Materiali della Campagna

Il Comune di Napoli ha diffuso i dati sulle mortalità per tumore. I quartieri più colpiti sono quelli delle discariche

Napoli - #Stop Biocidio 9 novembre presidio al Comune

Prosegue la mobilitazione di comitati, medici, giornalisti e realtà di movimento

5 / 11 / 2012

I dati sulle mortalità per tumore diffusi dal Comune di Napoli sono sconcertanti. Non solo l’intera città di pone al di sopra della media nazionale per le mortalità per tumore, ma in alcuni quartieri questo picco si innalza ancora di più. E’ il caso della VIII e della VII Municipalità del Comune di Napoli, praticamente l’intera periferia nord. Alcuni quartieri risultano essere devi veri e propri laboratori di cancerogenesi, come i primi tre che detengono il triste primato di quartieri-cancro : Chiaiano, Pianura e Bagnoli. Sono i tre quartieri che più di tutti hanno subito la scelleratezza delle politiche industriali e di smaltimento dei rifiuti. Bagnoli, con la produzione dell’acciaio dell’Italsider, altamente inquinante, che ha avvelenato fino anche il mare. Pianura che ha ospitato per trenta anni la discarica della città all’interno della quale è finito di tutto.
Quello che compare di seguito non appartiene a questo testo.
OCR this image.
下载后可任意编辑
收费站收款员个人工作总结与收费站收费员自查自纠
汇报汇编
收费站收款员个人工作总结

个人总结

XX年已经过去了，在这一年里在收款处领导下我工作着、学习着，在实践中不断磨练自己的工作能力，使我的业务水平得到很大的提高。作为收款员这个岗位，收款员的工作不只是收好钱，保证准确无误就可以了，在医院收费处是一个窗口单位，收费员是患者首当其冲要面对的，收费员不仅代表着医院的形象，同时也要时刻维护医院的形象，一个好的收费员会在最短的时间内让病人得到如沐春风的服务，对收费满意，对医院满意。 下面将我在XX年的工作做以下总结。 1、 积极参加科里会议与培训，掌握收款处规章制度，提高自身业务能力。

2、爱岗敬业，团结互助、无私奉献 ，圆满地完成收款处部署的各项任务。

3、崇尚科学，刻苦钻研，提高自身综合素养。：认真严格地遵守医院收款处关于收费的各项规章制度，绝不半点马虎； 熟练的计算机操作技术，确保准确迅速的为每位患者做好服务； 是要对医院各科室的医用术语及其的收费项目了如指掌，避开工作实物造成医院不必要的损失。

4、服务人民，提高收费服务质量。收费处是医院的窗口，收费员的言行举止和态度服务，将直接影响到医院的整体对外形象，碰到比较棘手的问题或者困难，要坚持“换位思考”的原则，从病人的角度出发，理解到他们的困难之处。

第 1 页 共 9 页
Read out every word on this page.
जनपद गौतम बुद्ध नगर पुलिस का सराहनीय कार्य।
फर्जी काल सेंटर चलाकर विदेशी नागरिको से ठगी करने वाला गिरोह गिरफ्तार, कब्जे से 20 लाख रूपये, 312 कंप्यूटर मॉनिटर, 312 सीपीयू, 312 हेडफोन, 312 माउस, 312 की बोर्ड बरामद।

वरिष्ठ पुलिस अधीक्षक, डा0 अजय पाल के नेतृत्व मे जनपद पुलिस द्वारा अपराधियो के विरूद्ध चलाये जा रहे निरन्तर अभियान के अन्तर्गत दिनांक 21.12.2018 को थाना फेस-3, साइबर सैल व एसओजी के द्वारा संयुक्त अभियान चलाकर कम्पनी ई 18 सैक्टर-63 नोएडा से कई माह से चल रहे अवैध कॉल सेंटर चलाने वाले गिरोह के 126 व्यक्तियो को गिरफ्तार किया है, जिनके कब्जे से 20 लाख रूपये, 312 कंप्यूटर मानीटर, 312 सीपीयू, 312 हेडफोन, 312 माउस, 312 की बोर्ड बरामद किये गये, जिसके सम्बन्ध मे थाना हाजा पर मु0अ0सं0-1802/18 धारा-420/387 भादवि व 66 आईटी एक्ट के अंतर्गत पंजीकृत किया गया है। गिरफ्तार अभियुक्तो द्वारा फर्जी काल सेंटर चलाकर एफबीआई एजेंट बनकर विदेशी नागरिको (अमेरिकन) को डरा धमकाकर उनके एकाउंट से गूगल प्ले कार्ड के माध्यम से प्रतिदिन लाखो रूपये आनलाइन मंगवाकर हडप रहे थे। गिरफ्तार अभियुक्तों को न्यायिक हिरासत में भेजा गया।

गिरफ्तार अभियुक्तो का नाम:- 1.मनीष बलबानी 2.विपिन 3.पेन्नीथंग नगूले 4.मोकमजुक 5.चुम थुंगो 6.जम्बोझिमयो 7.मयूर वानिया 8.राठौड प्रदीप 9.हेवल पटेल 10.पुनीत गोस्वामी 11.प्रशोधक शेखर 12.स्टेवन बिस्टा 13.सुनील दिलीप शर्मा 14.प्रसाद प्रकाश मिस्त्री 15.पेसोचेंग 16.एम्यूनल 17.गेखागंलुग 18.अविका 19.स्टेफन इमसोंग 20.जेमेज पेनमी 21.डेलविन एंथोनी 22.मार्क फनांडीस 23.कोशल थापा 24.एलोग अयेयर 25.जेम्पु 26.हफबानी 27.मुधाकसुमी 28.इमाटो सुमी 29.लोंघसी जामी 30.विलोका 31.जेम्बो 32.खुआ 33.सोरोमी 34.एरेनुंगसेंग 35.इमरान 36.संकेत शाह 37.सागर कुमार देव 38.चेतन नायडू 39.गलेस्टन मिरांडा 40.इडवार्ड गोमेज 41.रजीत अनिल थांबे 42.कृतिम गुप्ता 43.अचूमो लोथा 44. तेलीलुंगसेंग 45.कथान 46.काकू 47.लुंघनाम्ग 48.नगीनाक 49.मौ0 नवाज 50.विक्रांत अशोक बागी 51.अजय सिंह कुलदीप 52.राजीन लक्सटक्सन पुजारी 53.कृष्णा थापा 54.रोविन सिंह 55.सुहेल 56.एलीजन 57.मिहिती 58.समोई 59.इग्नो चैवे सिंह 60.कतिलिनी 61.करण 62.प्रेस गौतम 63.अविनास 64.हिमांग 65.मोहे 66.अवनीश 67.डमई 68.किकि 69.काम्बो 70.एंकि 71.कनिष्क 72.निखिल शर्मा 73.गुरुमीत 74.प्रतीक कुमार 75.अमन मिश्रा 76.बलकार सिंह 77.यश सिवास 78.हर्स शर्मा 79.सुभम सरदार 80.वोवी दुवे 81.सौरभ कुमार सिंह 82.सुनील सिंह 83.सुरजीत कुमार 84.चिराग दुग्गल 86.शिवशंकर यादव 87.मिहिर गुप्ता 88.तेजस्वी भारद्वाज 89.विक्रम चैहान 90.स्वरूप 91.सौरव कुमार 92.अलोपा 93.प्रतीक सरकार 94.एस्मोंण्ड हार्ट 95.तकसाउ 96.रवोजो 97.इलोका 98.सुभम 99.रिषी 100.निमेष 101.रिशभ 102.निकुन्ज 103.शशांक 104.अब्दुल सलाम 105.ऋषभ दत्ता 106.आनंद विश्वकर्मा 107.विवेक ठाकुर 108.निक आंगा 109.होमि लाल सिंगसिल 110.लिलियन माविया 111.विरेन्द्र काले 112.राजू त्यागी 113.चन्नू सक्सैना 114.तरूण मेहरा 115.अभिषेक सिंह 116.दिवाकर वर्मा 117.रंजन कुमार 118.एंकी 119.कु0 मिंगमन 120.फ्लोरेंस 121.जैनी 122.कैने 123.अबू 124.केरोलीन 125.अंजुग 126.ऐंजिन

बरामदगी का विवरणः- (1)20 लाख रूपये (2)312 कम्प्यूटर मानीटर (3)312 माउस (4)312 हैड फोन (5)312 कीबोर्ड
Chiaiano che ha ospitato dal 2008 al 2011 la discarica cittadina e che ha visto per anni lo smaltimento abusivo di rifiuti di ogni tipo nella zona del Parco delle Colline.
La Campagna Stop Biocidio ha lanciato una mobilitazione permanente dei comitati civici, delle forze sindacali e sociali, delle associazioni di medici indipendenti, per reclamare con forza l’attenzione della Regione Campania e del governo nazionale sulla necessità di un piano straordinario di bonifiche del territorio, sul potenziamento del servizio sanitario soprattutto sul tema della prevenzione e cura dei tumori, una grande indagine epidemiologica e tossicologica che individui le aree su cui è necessario intervenire prioritariamente. La Regione Campania ed il governo nazionale sono intenti nelle loro politiche di tagli lineari che smantellano il servizio sanitario e parallelamente sprecano centinaia di milioni di euro in studi che non hanno portato alla bonifica di nemmeno un fazzoletto di terra, mentre le tasche di dirigenti ministeriali e consulenti si arricchiscono del denaro pubblico.
I dati diffusi dal Comune di Napoli impongono una presa di posizione chiara da parte dell’amministrazione cittadina che vede il sindaco come primo garante della salute dei cittadini. Per questo la Campagna Stop Biocidio ha scelto il Comune di Napoli come prima tappa della mobilitazione permanente contro l’emergenza sanitaria ed ambientale a Napoli ed in Campania. Facciamo appello ai comitati territoriali, a quelli che si battono per la salute e l’ambiente, ai medici indipendenti, ai giornalisti liberi ed attenti, alle forze politiche e sindacali che non hanno avuto ambiguità nel contrapporsi alla logica di smaltimento dei rifiuti incentrata su discariche ed inceneritori di cui oggi paghiamo le conseguenze, ad essere con noi in piazza il prossimo 9 novembre per una prima tappa pubblica della Campagna Stop Biocidio, per chiedere al sindaco di Napoli una posizione chiara e misure conseguenti rispetto all’emergenza sanitaria in atto.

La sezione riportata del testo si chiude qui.